Car ici, comme sur le tombeau de Lazare, les larmes du Christ nous apportent encore une promesse : la promesse d'une victoire. Jésus pleure sur le monde, mais déjà Il l'a vaincu. Il pleure sur l'incompréhension et l'endurcissement du coeur humain qui font peser sur ce monde une menace de mort ; mais son amour est plus fort que la mort. À travers les larmes, Il nous rappelle le message qui permet de ne jamais désespérer : « Vous avez des tribulations dans le monde, mais prenez courage, j'ai vaincu le monde. » La prophétie se réalisera : « Les ténèbres ne régneront pas toujours sur la terre où il y a maintenant des angoisses. » À travers les larmes du Christ apparaît la vision de la cité sainte : la Jérusalem céleste où il n'y aura « plus de mer » pour séparer les hommes, « plus de nuit » pour les égarer et où « la mort ne sera plus » !

Ainsi, devant le monde et devant le tombeau, les larmes de Jésus deviennent les messagères de l'espérance. Mais la promesse de victoire reste conditionnée par notre amour. Le Christ ne s'associe pas à toutes les douleurs. Il faut que nos larmes soient dignes de ses larmes. Si, en ce jour, dans nos coeurs c'est bien l'amour qui pleure et qui saigne devant quelque tombeau, n'en doutons pas, le Christ est avec nous et, à travers les larmes, notre foi peut s'emparer de la merveilleuse promesse : « Je suis la résurrection et la vie. »
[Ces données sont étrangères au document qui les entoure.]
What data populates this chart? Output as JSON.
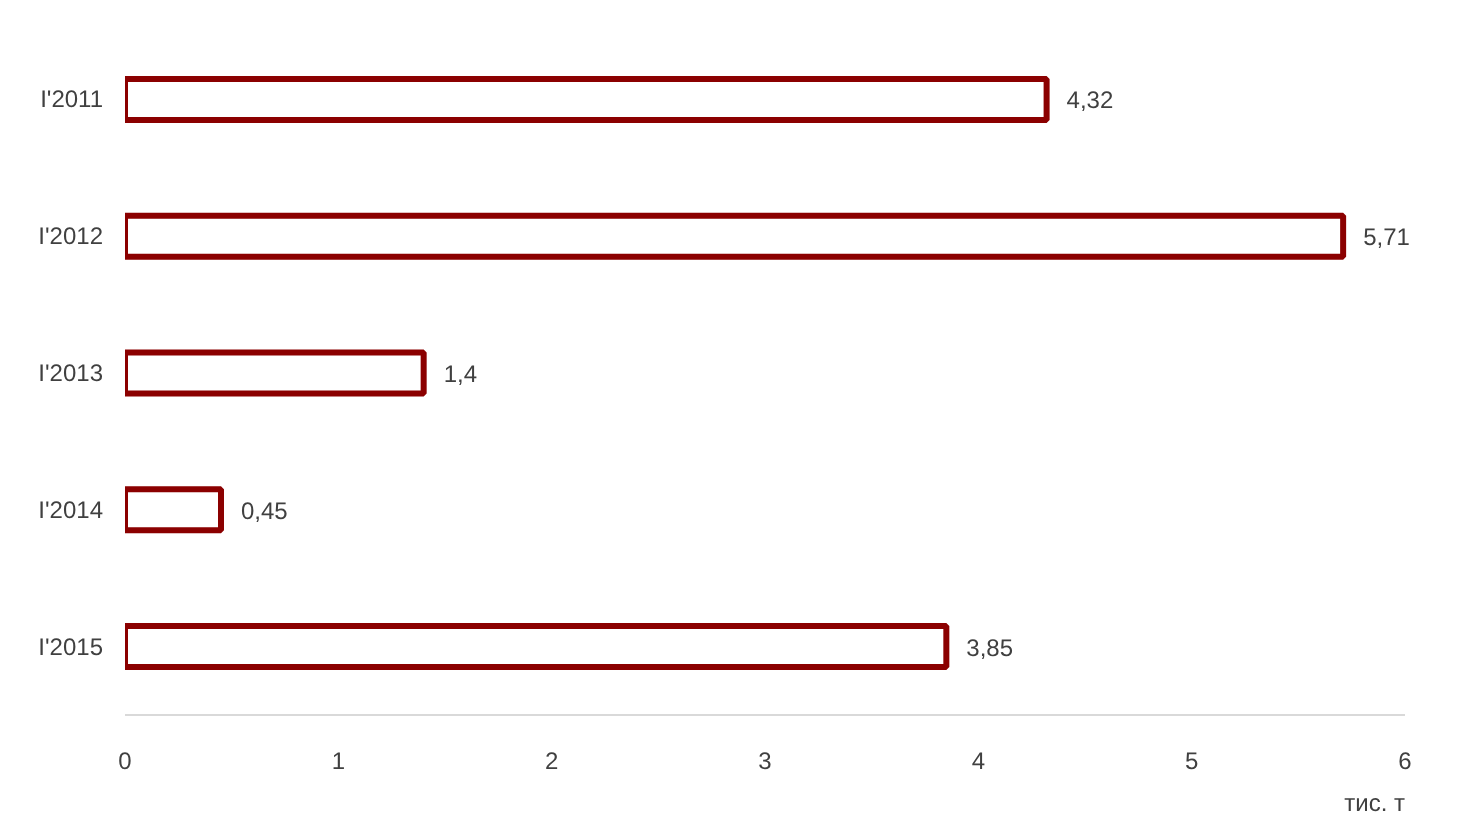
{
  "chart_data": {
    "type": "bar",
    "orientation": "horizontal",
    "categories": [
      "I'2011",
      "I'2012",
      "I'2013",
      "I'2014",
      "I'2015"
    ],
    "values": [
      4.32,
      5.71,
      1.4,
      0.45,
      3.85
    ],
    "value_labels": [
      "4,32",
      "5,71",
      "1,4",
      "0,45",
      "3,85"
    ],
    "color": "#8b0000",
    "xlim": [
      0,
      6
    ],
    "xticks": [
      0,
      1,
      2,
      3,
      4,
      5,
      6
    ],
    "xlabel": "тис. т",
    "grid": false
  }
}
Et, devant notre monde misérable et déchu, nos larmes resteront stériles si nous ne pouvons pleurer que de dégoût, de colère, ou même de douleur et de pitié ! Apprenons à pleurer avec Christ ! Efforçons-nous d'élever nos larmes à la hauteur de ses larmes et quand elles monteront de nos coeurs pour jaillir toutes brûlantes d'amour, de cet amour chrétien qui pleure non seulement sur les victimes, mais sur les coupables et sur les ennemis, alors, à travers nos larmes, nous trouverons le secret de la vraie victoire, celle « par laquelle le monde est vaincu ».